Spawn is an ode to finding the supernatural in the fecundity of the natural world. Inspired by a deep love for birth, this series recounts moments that embody generation— experiences of watching hundreds of wild salmon spawn and die, or honeybees chewing their way out of their eggs for the first time. Fly-fishing is a method I use to attune myself to the natural world that allows me to fully live inside these moments. The repetitive motion of casting centers me into a homeostasis with a deeply focused attention to the surrounding environment. These actions make me feel like an active agent of an ecosystem instead of just a bystander. I feel harmoniously integrated.
Through this integration, I am flooded by the opulence of the natural world. Gargantuan redwoods and microscopic mycelium challenge human conceptions of time and scale. They challenge human attempts to measure or make sense of ambiguity. The verdant rain forests of the Northwest and the bodies of water that cycle through them remind us of the flow of all life. The palpable impulse to reproduce echoes through exploding seed pods, nestled fish eggs, and trembling insect hives, drenched in honey. Eggs and seeds, orbs of infinite life potential, scatter the rivers, flora and fauna, and the crust of the earth.
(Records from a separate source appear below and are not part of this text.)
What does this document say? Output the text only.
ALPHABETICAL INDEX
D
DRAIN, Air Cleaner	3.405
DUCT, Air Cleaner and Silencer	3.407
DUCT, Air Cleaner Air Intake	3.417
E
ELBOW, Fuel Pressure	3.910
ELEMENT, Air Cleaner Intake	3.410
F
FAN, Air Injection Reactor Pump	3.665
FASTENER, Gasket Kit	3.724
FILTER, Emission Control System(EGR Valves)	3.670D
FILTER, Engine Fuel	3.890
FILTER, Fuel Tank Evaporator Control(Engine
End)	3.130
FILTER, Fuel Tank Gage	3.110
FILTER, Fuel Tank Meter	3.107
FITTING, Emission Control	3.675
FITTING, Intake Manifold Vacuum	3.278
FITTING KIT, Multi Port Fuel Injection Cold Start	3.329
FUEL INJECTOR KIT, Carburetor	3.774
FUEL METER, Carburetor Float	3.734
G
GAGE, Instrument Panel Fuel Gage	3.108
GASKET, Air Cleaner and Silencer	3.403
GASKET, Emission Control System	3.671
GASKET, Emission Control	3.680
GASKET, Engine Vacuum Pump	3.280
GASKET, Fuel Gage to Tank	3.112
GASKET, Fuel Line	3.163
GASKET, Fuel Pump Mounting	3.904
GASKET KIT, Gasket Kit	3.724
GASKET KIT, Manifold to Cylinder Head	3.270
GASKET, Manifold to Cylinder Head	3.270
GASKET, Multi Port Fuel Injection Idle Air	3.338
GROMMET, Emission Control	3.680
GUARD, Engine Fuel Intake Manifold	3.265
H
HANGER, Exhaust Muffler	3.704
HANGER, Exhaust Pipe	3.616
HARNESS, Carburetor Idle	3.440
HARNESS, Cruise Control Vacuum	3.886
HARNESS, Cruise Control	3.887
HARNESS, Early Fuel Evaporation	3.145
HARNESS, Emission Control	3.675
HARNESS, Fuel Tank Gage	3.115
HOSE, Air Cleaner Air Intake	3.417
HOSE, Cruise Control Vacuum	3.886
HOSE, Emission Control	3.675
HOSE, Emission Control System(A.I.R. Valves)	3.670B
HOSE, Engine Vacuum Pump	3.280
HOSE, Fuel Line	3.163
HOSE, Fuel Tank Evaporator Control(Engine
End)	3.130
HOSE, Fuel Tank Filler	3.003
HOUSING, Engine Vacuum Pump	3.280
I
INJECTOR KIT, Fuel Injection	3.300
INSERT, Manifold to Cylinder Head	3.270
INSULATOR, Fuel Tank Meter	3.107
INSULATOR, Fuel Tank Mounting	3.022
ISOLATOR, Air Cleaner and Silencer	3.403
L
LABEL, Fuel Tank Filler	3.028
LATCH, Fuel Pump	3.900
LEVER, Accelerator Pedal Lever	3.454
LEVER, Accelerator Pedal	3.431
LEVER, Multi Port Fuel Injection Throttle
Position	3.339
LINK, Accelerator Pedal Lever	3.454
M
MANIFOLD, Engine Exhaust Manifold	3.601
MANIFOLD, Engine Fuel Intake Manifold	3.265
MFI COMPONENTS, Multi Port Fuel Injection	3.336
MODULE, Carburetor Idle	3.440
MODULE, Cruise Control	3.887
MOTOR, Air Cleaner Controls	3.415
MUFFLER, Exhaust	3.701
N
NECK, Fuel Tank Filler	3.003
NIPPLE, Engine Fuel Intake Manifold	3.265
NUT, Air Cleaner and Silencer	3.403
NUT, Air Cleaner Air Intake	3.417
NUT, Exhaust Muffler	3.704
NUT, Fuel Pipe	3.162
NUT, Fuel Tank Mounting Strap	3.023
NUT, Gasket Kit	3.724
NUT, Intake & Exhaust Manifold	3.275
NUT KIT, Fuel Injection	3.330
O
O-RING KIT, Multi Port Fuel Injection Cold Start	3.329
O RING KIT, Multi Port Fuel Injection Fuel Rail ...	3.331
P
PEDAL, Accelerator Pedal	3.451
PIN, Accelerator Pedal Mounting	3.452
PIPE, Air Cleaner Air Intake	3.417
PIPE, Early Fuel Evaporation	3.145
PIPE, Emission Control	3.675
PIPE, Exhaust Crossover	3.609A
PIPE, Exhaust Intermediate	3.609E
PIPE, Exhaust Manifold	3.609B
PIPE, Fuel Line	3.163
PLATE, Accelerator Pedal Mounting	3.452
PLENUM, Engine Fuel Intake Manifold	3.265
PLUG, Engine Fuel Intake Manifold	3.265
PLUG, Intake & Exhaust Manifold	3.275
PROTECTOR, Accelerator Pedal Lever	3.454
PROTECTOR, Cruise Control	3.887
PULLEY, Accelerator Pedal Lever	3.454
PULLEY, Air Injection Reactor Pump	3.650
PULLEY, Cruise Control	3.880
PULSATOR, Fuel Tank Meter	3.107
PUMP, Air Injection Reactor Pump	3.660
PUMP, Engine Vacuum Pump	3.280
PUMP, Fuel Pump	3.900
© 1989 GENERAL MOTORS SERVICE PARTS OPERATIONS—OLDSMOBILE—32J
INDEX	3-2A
The fecundity of honeycomb, berries, and salmon roe evoke a pervasive sensuality. They embody the expansive quality of divine femininity—salmon roe and berries as reproductive seeds and honeycomb as a matriarchal mecca of activity. Placed or found in the rocks of riverbeds and ocean shores, these subjects are grounded by the physical earth. As these eggs, hives, and seeds evolve, their swift life cycles clash with the expanse of geological time and history. The repetition of seeds, eggs, and patterns emphasize the multiplication, ordered organization, and replication of matter. I use specific colors and expressive brush strokes to create a heightened sensory environment.
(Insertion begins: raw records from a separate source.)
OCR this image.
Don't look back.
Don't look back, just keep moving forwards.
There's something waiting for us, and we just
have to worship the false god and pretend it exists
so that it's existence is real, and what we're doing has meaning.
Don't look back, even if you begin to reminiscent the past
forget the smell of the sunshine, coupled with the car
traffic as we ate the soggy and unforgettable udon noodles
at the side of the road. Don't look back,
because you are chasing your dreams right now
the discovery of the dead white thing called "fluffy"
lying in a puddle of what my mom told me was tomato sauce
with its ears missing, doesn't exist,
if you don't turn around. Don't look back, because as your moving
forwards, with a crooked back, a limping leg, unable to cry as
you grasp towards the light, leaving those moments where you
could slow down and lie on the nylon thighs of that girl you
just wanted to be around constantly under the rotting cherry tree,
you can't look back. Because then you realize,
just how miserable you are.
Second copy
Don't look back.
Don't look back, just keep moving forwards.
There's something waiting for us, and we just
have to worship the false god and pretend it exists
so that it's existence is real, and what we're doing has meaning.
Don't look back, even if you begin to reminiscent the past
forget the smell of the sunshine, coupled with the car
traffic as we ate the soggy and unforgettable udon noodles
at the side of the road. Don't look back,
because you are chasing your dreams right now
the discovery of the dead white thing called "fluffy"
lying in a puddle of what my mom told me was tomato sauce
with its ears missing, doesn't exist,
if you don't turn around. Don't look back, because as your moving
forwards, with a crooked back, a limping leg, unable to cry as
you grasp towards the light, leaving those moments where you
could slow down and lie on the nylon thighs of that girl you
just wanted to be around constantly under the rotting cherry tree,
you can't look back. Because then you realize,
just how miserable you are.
Spawn is a meditation on the birth-like nature of artistic expression – the creation and debut of an original being, idea, or message. The meditations of fly-fishing and painting give way to elusive, sacred experiences – moments of high sensory engagement that have been grown from elaborate processes of learning technique, engaging with materials and lots of practice. These charged moments burn into my memory as earthen, divine intervention. By engaging these experiences into my process of paint, I evolve into a creative gestation and resolution that mimics reproductive processes in the natural world. The direct act of procreation through paint is a process I use to interpret these charged moments.